Satellites become lighter and also learn to communicate through light. The complex electronic apparatuses inside them will be able to use light to communicate with each other, exploiting the technology “Optical Wireless Communication” (“OWC”) that ensures the transfer of data through light signals, thanks to LEDs and photodiodes (i.e. semiconductor optical devices) without using physical cables. This will result in significant savings in terms of mass to be transported in orbit and a reduction in assembly time. To study the feasibility of a communication system of this type and to produce the first working prototypes, the European Space Agency (ESA), with the support of Italian Space Agency (ASI), has funded the project “TOWS”, an acronym that derives from “Transmission of Optical Wireless signals for telecom Spacecrafts”, for an amount of about 700 thousand euro, under the coordination of Ernesto Ciaramella, Full Professor of Telecommunications at the Sant'Anna School.
The project has just reached a significant scientific milestone. In Rome, at the headquarters of the partner Thales Alenia Space (a joint venture between Thales at 63% and Leonardo at 33%), the leading company in the creation of satellite systems and orbiting infrastructures partner in the project, and specifically in its research and development laboratory Fablab, for the first time several prototypes within the same satellite, a few meters apart, exchanged data, using a communication protocol in use on all real satellites, without the presence of any cable, but only through the use of LEDs and photodiodes, which worked as infrared “optical antennas”.

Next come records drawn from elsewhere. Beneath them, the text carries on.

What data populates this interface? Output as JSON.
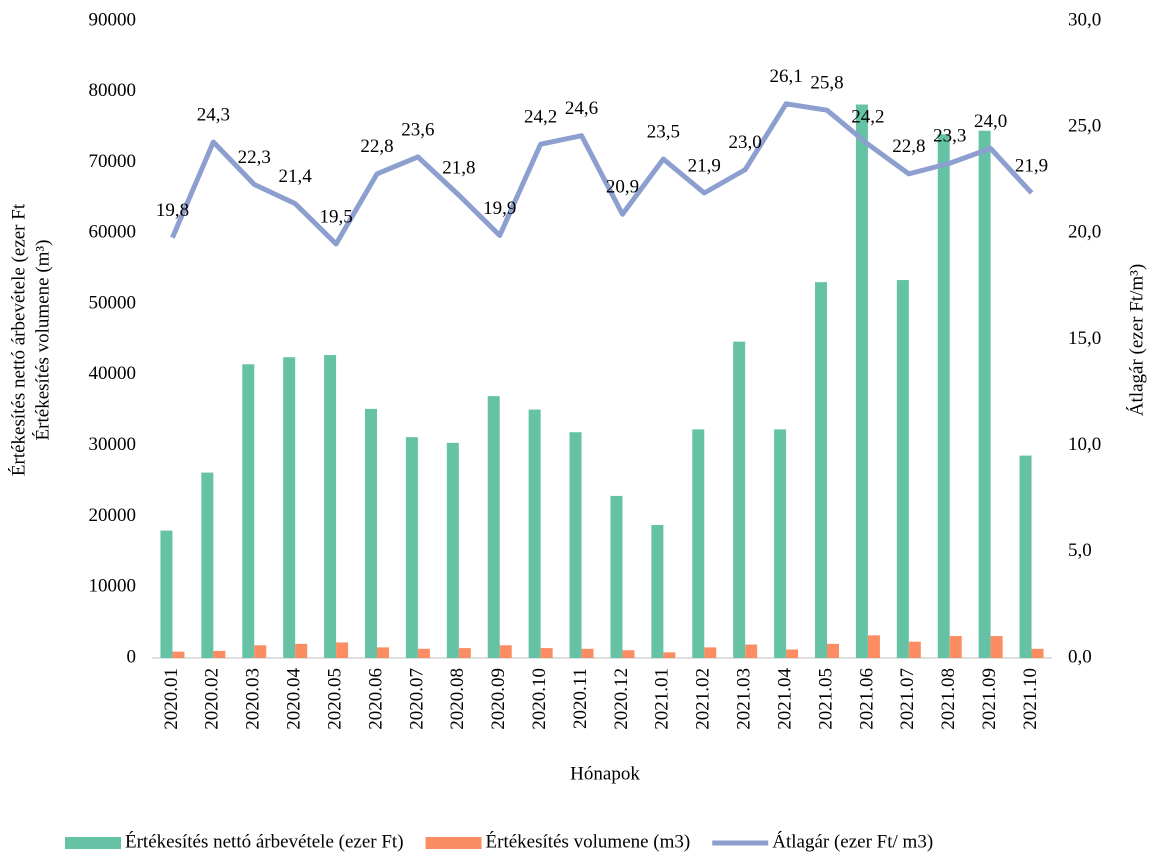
{
  "chart_data": {
    "type": "bar-line",
    "x_label": "Hónapok",
    "y_label": [
      "Értékesítés nettó árbevétele (ezer Ft",
      "Értékesítés volumene (m³)"
    ],
    "y2_label": "Átlagár (ezer Ft/m³)",
    "categories": [
      "2020.01",
      "2020.02",
      "2020.03",
      "2020.04",
      "2020.05",
      "2020.06",
      "2020.07",
      "2020.08",
      "2020.09",
      "2020.10",
      "2020.11",
      "2020.12",
      "2021.01",
      "2021.02",
      "2021.03",
      "2021.04",
      "2021.05",
      "2021.06",
      "2021.07",
      "2021.08",
      "2021.09",
      "2021.10"
    ],
    "series": [
      {
        "name": "Értékesítés nettó árbevétele (ezer Ft)",
        "type": "bar",
        "color": "#66c2a5",
        "values": [
          18000,
          26200,
          41500,
          42500,
          42800,
          35200,
          31200,
          30400,
          37000,
          35100,
          31900,
          22900,
          18800,
          32300,
          44700,
          32300,
          53100,
          78200,
          53400,
          74000,
          74500,
          28600
        ]
      },
      {
        "name": "Értékesítés volumene (m3)",
        "type": "bar",
        "color": "#fc8d62",
        "values": [
          900,
          1000,
          1800,
          2000,
          2200,
          1500,
          1300,
          1400,
          1800,
          1400,
          1300,
          1100,
          800,
          1500,
          1900,
          1200,
          2000,
          3200,
          2300,
          3100,
          3100,
          1300
        ]
      },
      {
        "name": "Átlagár (ezer Ft/ m3)",
        "type": "line",
        "axis": "y2",
        "color": "#8c9fcf",
        "values": [
          19.8,
          24.3,
          22.3,
          21.4,
          19.5,
          22.8,
          23.6,
          21.8,
          19.9,
          24.2,
          24.6,
          20.9,
          23.5,
          21.9,
          23.0,
          26.1,
          25.8,
          24.2,
          22.8,
          23.3,
          24.0,
          21.9
        ],
        "value_labels": [
          "19,8",
          "24,3",
          "22,3",
          "21,4",
          "19,5",
          "22,8",
          "23,6",
          "21,8",
          "19,9",
          "24,2",
          "24,6",
          "20,9",
          "23,5",
          "21,9",
          "23,0",
          "26,1",
          "25,8",
          "24,2",
          "22,8",
          "23,3",
          "24,0",
          "21,9"
        ]
      }
    ],
    "ylim": [
      0,
      90000
    ],
    "yticks": [
      0,
      10000,
      20000,
      30000,
      40000,
      50000,
      60000,
      70000,
      80000,
      90000
    ],
    "y2lim": [
      0,
      30
    ],
    "y2ticks": [
      {
        "value": 0,
        "label": "0,0"
      },
      {
        "value": 5,
        "label": "5,0"
      },
      {
        "value": 10,
        "label": "10,0"
      },
      {
        "value": 15,
        "label": "15,0"
      },
      {
        "value": 20,
        "label": "20,0"
      },
      {
        "value": 25,
        "label": "25,0"
      },
      {
        "value": 30,
        "label": "30,0"
      }
    ],
    "grid": false,
    "legend": "bottom"
  }
}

Telecommunications, earth observation, navigation services and scientific experiments are just some of the applications of the thousands of satellites in orbit around the Earth. Each year, in fact, more than a thousand satellites are launched into orbit and the operation requires the movement of significant masses. The huge rocket and the big controlled explosion that allows to go out of the atmosphere and to reach the orbit, the propellant that generates the explosion able to lift the hundreds of tons of mass are scenes entered in the collective imagination, with economic implications too. As the mass increases, the amount of propellant needed increases and the costs are destined to rise.
The mass of a satellite is mainly due to its structure, photovoltaic units, instrumentation and cabling. All elements that are essential to its operation, yet - as demonstrated by the project funded by the European Space Agency - some of these components, even the most delicate, can be replaced with simpler and safer solutions, which - for communications - exploit precisely the light.
After the first successful test, according to the researchers involved in the project coordinated by the Sant'Anna School, there are many interesting implications of this result. “The cables on board a satellite are many, they cost, take up space and weigh. Reducing the number - explains the coordinator of the project, Ernesto Ciaramella - allows you to free space, reduce weight and production time. In addition, lighter rockets use less fuel, and result in fewer emissions. The same technology can also be applied to the assembly, integration and testing phases of the satellites themselves. In addition, light cannot pass through walls, so the 'optical antennas' represent an ideal solution for all situations that require high security and shielding from external interference, as well as for all environments in which radio waves can disturb the operation of other equipment”.
“In this project - continues Ernesto Ciaramella - solutions have been developed for communications within the satellite, but other lines of research also include optical communication between satellites and ground stations. In the latter case - concludes Ernesto Ciaramella - such technologies are necessary because there is a growing demand for bandwidth, for example for the purpose of transferring earth observation information”.